Tuesday, April 7, 2009

Just stuff...

Some updates...Jillian and I are sweating to her killer workouts. Well, I am...Jillian can still tell me what to do while she is working out...i on the other hand frequently grab an oxygen mask (ha...just kidding, i am really not doing so bad). Food is getting better.

Not an update...me just blogging....
I will tell you that you can be done with my blog by just reading the above. I need to talk to someone and it does not have to be you. Because I don't want people (or my 3 readers) to think I am always sad. I do have joy in my life. I promise, promise to write joyfully next time.

Actually, I can write joyfully now. Cora Jean came into this world today and is the daughter of Andy and Jodi Wells. She came around 5:30ish tonight and weighed 6lbs 12 oz. I got to hold her...wow, how very little a baby looks--you forget how little they are! But not what a miracle they are...wow! she is beautiful!

more...Just blogging...
Okay...the reason i need to talk to blog world is tonight I began addressing Megan's college grad. announcements. I came to "merlin james", my step dad...and lost it. You see my mom was one of Megan's biggest fans and encouragers. And i didn't realize how very hard it would be to address that envelope. I am glad Merlin is around and he is coming to the graduation (only family coming) but I lost it. And now am in a tiny funk...missing my mom.
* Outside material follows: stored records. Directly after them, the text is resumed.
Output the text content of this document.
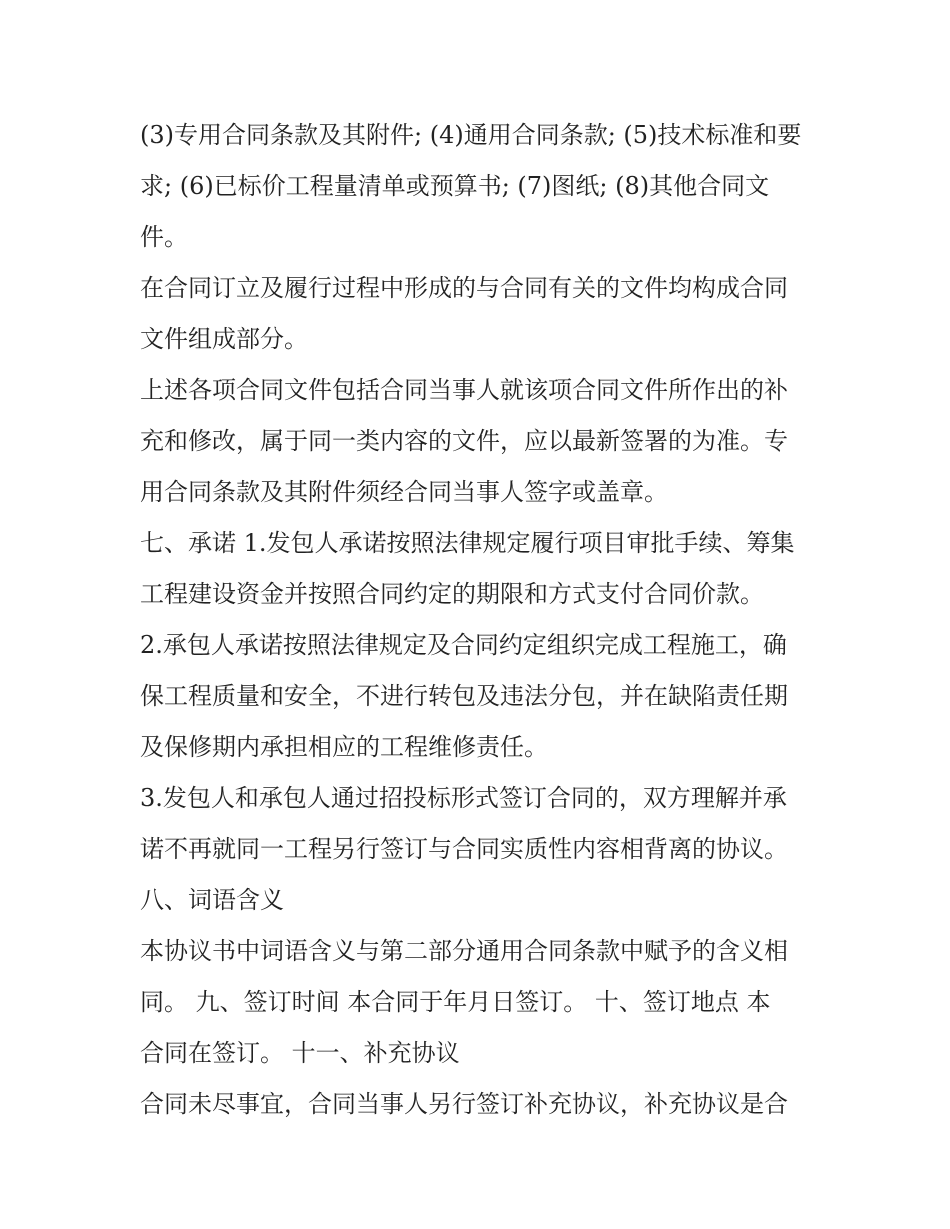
(3)专用合同条款及其附件; (4)通用合同条款; (5)技术标准和要
求; (6)已标价工程量清单或预算书; (7)图纸; (8)其他合同文
件。
在合同订立及履行过程中形成的与合同有关的文件均构成合同
文件组成部分。
上述各项合同文件包括合同当事人就该项合同文件所作出的补
充和修改，属于同一类内容的文件，应以最新签署的为准。专
用合同条款及其附件须经合同当事人签字或盖章。
七、承诺 1.发包人承诺按照法律规定履行项目审批手续、筹集
工程建设资金并按照合同约定的期限和方式支付合同价款。
2.承包人承诺按照法律规定及合同约定组织完成工程施工，确
保工程质量和安全，不进行转包及违法分包，并在缺陷责任期
及保修期内承担相应的工程维修责任。
3.发包人和承包人通过招投标形式签订合同的，双方理解并承
诺不再就同一工程另行签订与合同实质性内容相背离的协议。
八、词语含义
本协议书中词语含义与第二部分通用合同条款中赋予的含义相
同。 九、签订时间 本合同于年月日签订。 十、签订地点 本
合同在签订。 十一、补充协议
合同未尽事宜，合同当事人另行签订补充协议，补充协议是合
I starred at her pictures and selfishly wished she was here. But know she is cancer free and with Jesus! Gee, she is singing "hallelujah" and saying "He is Risen" in heaven with Jesus this Easter! How could i ever selfishly wish she was here to see a graduation. But I know Jesus feels my tears and opens the "Betsy's tears" jar and collects. He is not tired of collecting them. He understands and is sad with me. I am sad that Brian's parents are not here to cheer for her...they also were her fans.

A verse I found on a blog..."In His heart a man plans his course, but the Lord determines his steps." (Prov. 16:9) I had plans my mom would be at Megan's graduation (she was at her high school, thank you Jesus!) from college. She knew Megan's challenges, but yet she was so very proud of her. I want her here.

I want her to hold my hand as the tears roll down my cheeks as I watch our daughter walk across that stage (she better walk slow!) and get her diploma. We were told most of her life she would not even get her high school diploma...now she is receiving her college diploma with honors.

In my mind I know my mom and dad are watching (and Chip and Bev); but my heart is broken that they are not here. I know they have the best seat in the house! I know from the verse the Lord has determined and delivered His plan for Megan's "steps" across that stage.

I am rejoicing. I am sooo very excited. I want that walk to take forever. I want to see every part of her schooling and struggles to flash across my mind. I am so very proud of her and what she has accomplished.

So thank you Lord for your promises that you delivered. For Megan who was a beautiful baby girl some 24 years ago. My first girl. Thank you Lord for bringing her to my arms to hold and guide throughout her 24 years. Thank you for giving me that gift. I know you love her so much more than i can ever fathom. I know she is yours and not mine.

So, Lord continue to determine her steps...YOU have done an amazing job! I know you will be there beside me holding my hand and catching my tears as WE watch Megan Elizabeth Hall get her college diploma. Thank you! I love you Jesus.

Thank you for showing me how much you loved me when you stretched out those arms on the cross...."this much, betsy...I love you, this much".

Easter Blessings to you all....as we say He has Risen, He has Risen!

3 comments:

~Trina~ said...

Just started reading Jillian's new book. I think it's going to be excellent. Maybe some answers to why it's so hard to get the pesky weight off.
Blessings!

Dawn Cartwright said...

My heart is with you dear friend- shed those tears, they are well earned. At least you let it out. I tend to shove it all in- my mom never got to see me married or know any of my kids. So it's better for me not to even allow myself to go there. But my heart is with you, totally understanding those feelings. Love you and Megan and Moly. What a blessing your family has been to me! (and Brian)

Real Simple said...

thanks blogger buddies for your comments! appreciate your love and truthfulness. sorry dawn about your mom...you see there is always a harder story or someone else with a story! we will share a tale someday soon together! miss you!